Política de ciência: recursos, avaliação e liberdade

Vivem-se tempos difíceis nas instituições científicas. Perderam-se recursos financeiros, perderam-se jovens cientistas, perdeu-se a confiança na avaliação e degradaram-se as condições para a produção de conhecimento com liberdade e autonomia científicas. Assistiu-se a uma alteração nas políticas de ciência, correndo-se hoje sérios riscos de desmantelamento do sistema científico construído ao longo de 40 anos de democracia.

Nessa construção foi decisivo o papel de José Mariano Gago, sobretudo enquanto Ministro da Ciência. Na base do seu pensamento e da sua ação política estiveram sempre presentes três ideias fortes que importa recordar para perceber em que sentido caminha a mudança em curso que é urgente inverter radicalmente.

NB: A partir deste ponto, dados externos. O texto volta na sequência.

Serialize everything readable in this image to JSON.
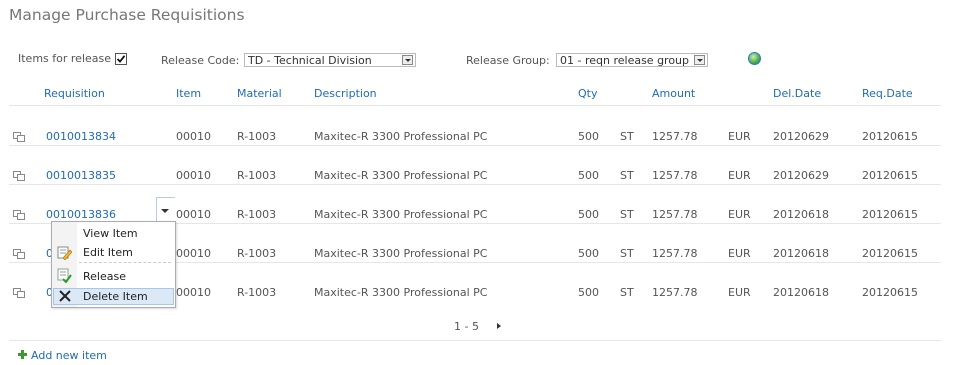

Em primeiro lugar, a ideia de que construir um sistema científico é fazê-lo crescer, criar massa crítica. Não existe sistema científico sem recursos humanos, sem recursos financeiros e sem instituições fortes, qualificadas, exigentes e internacionalizadas, à semelhança do que se passa nos países democráticos mais desenvolvidos. Por isso se bateu, em todos os governos em que participou, pelo investimento público em Ciência, defendendo que os recursos públicos deviam ser investidos com o objetivo primeiro de capacitar o sistema científico, sem prévios preconceitos ou voluntarismos autoritários. As escolhas de investimento deviam partir antes de tudo da avaliação do potencial existente no país.

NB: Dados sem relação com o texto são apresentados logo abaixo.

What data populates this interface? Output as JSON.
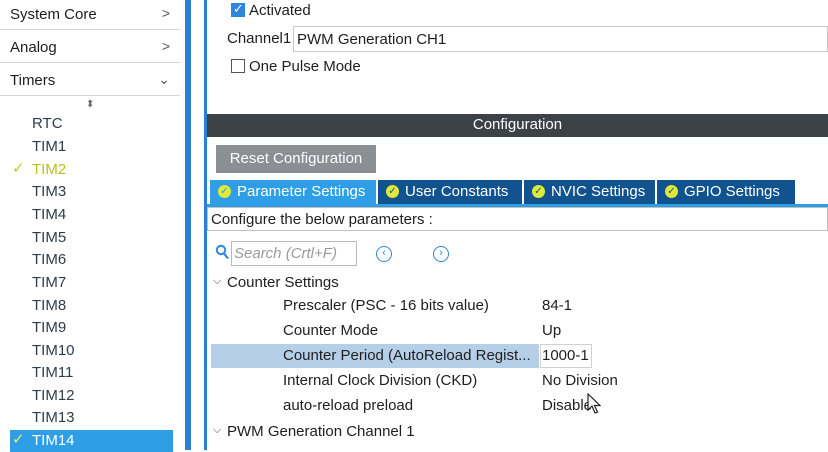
{
  "sidebar": {
    "categories": [
      {
        "label": "System Core",
        "chevron": ">"
      },
      {
        "label": "Analog",
        "chevron": ">"
      },
      {
        "label": "Timers",
        "chevron": "v"
      }
    ],
    "timers": [
      {
        "label": "RTC",
        "enabled": false,
        "selected": false
      },
      {
        "label": "TIM1",
        "enabled": false,
        "selected": false
      },
      {
        "label": "TIM2",
        "enabled": true,
        "selected": false
      },
      {
        "label": "TIM3",
        "enabled": false,
        "selected": false
      },
      {
        "label": "TIM4",
        "enabled": false,
        "selected": false
      },
      {
        "label": "TIM5",
        "enabled": false,
        "selected": false
      },
      {
        "label": "TIM6",
        "enabled": false,
        "selected": false
      },
      {
        "label": "TIM7",
        "enabled": false,
        "selected": false
      },
      {
        "label": "TIM8",
        "enabled": false,
        "selected": false
      },
      {
        "label": "TIM9",
        "enabled": false,
        "selected": false
      },
      {
        "label": "TIM10",
        "enabled": false,
        "selected": false
      },
      {
        "label": "TIM11",
        "enabled": false,
        "selected": false
      },
      {
        "label": "TIM12",
        "enabled": false,
        "selected": false
      },
      {
        "label": "TIM13",
        "enabled": false,
        "selected": false
      },
      {
        "label": "TIM14",
        "enabled": true,
        "selected": true
      }
    ],
    "check_glyph": "✓"
  },
  "mode": {
    "activated_label": "Activated",
    "activated_checked": true,
    "channel1_label": "Channel1",
    "channel1_value": "PWM Generation CH1",
    "one_pulse_label": "One Pulse Mode",
    "one_pulse_checked": false
  },
  "config": {
    "header": "Configuration",
    "reset_button": "Reset Configuration",
    "tabs": [
      {
        "label": "Parameter Settings",
        "active": true
      },
      {
        "label": "User Constants",
        "active": false
      },
      {
        "label": "NVIC Settings",
        "active": false
      },
      {
        "label": "GPIO Settings",
        "active": false
      }
    ],
    "hint": "Configure the below parameters :",
    "search_placeholder": "Search (Crtl+F)",
    "groups": {
      "counter": "Counter Settings",
      "pwm": "PWM Generation Channel 1"
    },
    "params": [
      {
        "name": "Prescaler (PSC - 16 bits value)",
        "value": "84-1",
        "selected": false
      },
      {
        "name": "Counter Mode",
        "value": "Up",
        "selected": false
      },
      {
        "name": "Counter Period (AutoReload Regist...",
        "value": "1000-1",
        "selected": true
      },
      {
        "name": "Internal Clock Division (CKD)",
        "value": "No Division",
        "selected": false
      },
      {
        "name": "auto-reload preload",
        "value": "Disable",
        "selected": false
      }
    ]
  },
  "colors": {
    "selected_item": "#2e9fe6",
    "tab_active": "#2e9fe6",
    "tab_inactive": "#10538f",
    "header_bg": "#3d4248",
    "enabled_timer": "#b7c21b",
    "row_selected": "#b5cfe9"
  }
}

Em segundo lugar, a ideia de que o desenvolvimento científico não pode ser planeado na base de prioridades disciplinares ou outras. Mariano Gago considerava desejável a identificação de temas/problemas que possam ser o pretexto para estimular a quebra de fronteiras no conhecimento e a interdisciplinaridade, que desafiem o futuro. Mas recusou que tal identificação pudesse substituir o investimento geral em todas as áreas científicas, condicionado apenas pela avaliação da sua qualidade em termos absolutos, ou que pudesse pôr em causa a liberdade e a autonomia dos investigadores na definição da agenda da investigação. E recusou por duas razões: porque o sistema científico português, tendo crescido muito, ainda não atingira os níveis necessários à sua sustentabilidade; e porque o desenvolvimento científico em Portugal, como em todos os países do mundo desenvolvido, necessita de liberdade e de autonomia, necessita de todas as áreas de conhecimento, das ciências fundamentais às ciências sociais e humanas. Exigir que toda a ciência seja aplicada, útil e rentável, orientada apenas para resolver problemas das empresas, é uma armadilha que levará ao dispêndio de recursos sem nenhuma garantia de retorno científico ou económico.

A terceira ideia forte era a seguinte: a ciência floresce melhor nas sociedades mais qualificadas do que naquelas em que predomina a ignorância. Por essa razão, os investigadores e as instituições de ciência deveriam quebrar barreiras de isolamento e contribuir para a qualificação das pessoas, para a educação científica e a difusão da cultura científica, através da melhoria do ensino formal, mas também através da educação científica informal, em espaços como os centros Ciência Viva. Fazer chegar a todos o conhecimento científico é a via para fazer compreender o porquê das coisas, essencial a uma plena cidadania, mas essencial também ao alargamento da base de apoio e de recrutamento para a ciência. A comunicação e divulgação de ciência eram entendidas como responsabilidade dos cientistas, inerente ao trabalho científico e essencial para quebrar o isolamento da ciência. Quebrar o isolamento da ciência também na esfera política, quer dizer, debater publicamente, argumentar e convencer os vários poderes, acerca da importância da ciência para a construção de um país moderno e democrático.

Os resultados obtidos com a ação política de José Mariano Gago são a prova de que tinha razão. E a melhor forma de lhe prestar homenagem é defender e dar continuidade às políticas públicas que promoveu.